The BBB is a protective barrier that surrounds the tiniest blood vessels in the brain (capillaries), preventing the passage of proteins and other potentially toxic substances from getting into the brain from the bloodstream. The challenge is that it also prevents the entry of sufficient amounts of drug therapies that could be effective in treating disease.
“Our goal with this Phase 1 trial is to investigate whether we can successfully and safely open the BBB in people with mild stage AD using the non-invasive method of MRI-guided focused ultrasound,” says Dr. Nir Lipsman, principal investigator of the trial and a neurosurgeon at Sunnybrook.
In November 2015, Sunnybrook researchers successfully and safely opened the BBB non-invasively for the first time, to test the ability to deliver chemotherapy directly into a patient’s brain tumour. This more recent trial is the first time the BBB was opened in patients with AD, although no drug therapies are being administered.

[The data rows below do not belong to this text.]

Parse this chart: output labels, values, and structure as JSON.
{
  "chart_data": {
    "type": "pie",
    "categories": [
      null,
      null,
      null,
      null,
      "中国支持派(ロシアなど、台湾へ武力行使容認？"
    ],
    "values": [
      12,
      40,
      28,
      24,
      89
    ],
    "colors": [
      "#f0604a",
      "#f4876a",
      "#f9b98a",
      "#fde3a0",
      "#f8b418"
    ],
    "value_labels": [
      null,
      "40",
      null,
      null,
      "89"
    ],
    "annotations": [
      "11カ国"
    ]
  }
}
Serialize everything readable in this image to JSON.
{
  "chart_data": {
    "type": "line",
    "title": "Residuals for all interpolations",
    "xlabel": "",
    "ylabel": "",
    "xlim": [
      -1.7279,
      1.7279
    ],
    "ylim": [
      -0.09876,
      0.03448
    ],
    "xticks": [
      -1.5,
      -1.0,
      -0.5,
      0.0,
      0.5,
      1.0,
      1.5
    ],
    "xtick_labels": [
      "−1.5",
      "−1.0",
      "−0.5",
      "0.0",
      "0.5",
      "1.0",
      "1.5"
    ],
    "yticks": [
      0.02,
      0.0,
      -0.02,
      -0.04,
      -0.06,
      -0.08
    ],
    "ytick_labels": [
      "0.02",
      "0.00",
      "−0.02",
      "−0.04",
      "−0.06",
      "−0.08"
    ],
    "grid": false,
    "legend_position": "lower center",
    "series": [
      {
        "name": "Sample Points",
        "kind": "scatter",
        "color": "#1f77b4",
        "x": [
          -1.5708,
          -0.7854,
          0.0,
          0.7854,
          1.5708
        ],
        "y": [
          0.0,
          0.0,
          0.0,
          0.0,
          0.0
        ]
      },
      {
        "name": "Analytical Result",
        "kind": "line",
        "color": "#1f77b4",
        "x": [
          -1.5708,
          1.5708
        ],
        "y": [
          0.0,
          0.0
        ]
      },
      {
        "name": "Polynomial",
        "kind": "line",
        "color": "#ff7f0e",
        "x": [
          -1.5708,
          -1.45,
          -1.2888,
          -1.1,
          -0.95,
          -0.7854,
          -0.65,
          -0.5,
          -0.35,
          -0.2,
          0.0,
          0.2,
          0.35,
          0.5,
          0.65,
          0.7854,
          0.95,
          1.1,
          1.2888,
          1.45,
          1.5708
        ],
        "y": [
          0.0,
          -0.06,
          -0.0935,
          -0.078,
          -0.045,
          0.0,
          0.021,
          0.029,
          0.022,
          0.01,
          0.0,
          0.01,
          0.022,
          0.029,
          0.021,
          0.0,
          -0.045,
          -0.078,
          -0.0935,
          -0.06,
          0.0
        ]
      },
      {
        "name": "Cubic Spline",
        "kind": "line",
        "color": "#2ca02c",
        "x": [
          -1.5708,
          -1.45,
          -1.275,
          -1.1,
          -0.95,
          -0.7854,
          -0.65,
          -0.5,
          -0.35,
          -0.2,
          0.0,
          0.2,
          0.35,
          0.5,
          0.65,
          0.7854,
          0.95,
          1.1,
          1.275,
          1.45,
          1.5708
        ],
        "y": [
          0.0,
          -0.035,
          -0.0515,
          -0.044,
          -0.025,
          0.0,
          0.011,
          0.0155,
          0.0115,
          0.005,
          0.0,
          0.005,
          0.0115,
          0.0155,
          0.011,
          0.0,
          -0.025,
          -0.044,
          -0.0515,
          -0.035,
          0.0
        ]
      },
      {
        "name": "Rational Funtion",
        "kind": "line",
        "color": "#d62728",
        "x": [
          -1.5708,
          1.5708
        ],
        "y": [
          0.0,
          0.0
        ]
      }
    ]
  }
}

This phase of the trial will include six research participants who will undergo two sessions of focused ultrasound, various cognitive testing and imaging scans, including a PET scan which shows amyloid deposits linked to AD, in the brain. If this phase of the trial proves to be successful, the researchers will consider another trial to test introducing small amounts of drug therapies and potentially move to the part of the brain that is most affected by this disease – the hub for creating new memories, the hippocampus.
Dr. Kullervo Hynynen, Director of Physical Sciences at Sunnybrook Research Institute, worked with industry partner INSIGHTEC for almost two decades to develop the technology and bring it to a clinically-ready state. “Now that our focused ultrasound technology has successfully disrupted the blood-brain barrier, our collaborative efforts can be focused on delivering clinical solutions to help patients suffering from various brain diseases,” says Eyal Zadicario, INSIGHTEC General Manager.
“The ability to focally, temporarily, and repetitively breach the BBB to allow high concentrations of therapeutic agents to access the brain opens up a new frontier in treating a variety of brain disorders,” says Dr. Neal Kassell, chairman of the Focused Ultrasound Foundation. “Brain applications are a research priority for the Foundation, and these initial findings represent a small but critical step that could lead to a game-changing approach to treating one of the most challenging and least understood brain diseases.”
This study is funded by the Focused Ultrasound Foundation. The research equipment is funded by the Canada Foundation for Innovation, with support from the Bombardier Foundation. The research has also received significant support from the Canadian Institutes of Health Research, National Institutes of Health, and Ontario Ministry of Research, Innovation and Science. Philanthropic investment by the Weston Brain Institute, The Beamish Family Foundation, FDC Foundation, and the Connor family has been a major catalyst behind Sunnybrook’s advances in focused ultrasound technology and research.
Hynynen holds the Canada Research Chair in Imaging Systems and Image-Guided Therapeutics. The focused ultrasound technology is INSIGHTEC’s Exablate Neuro system.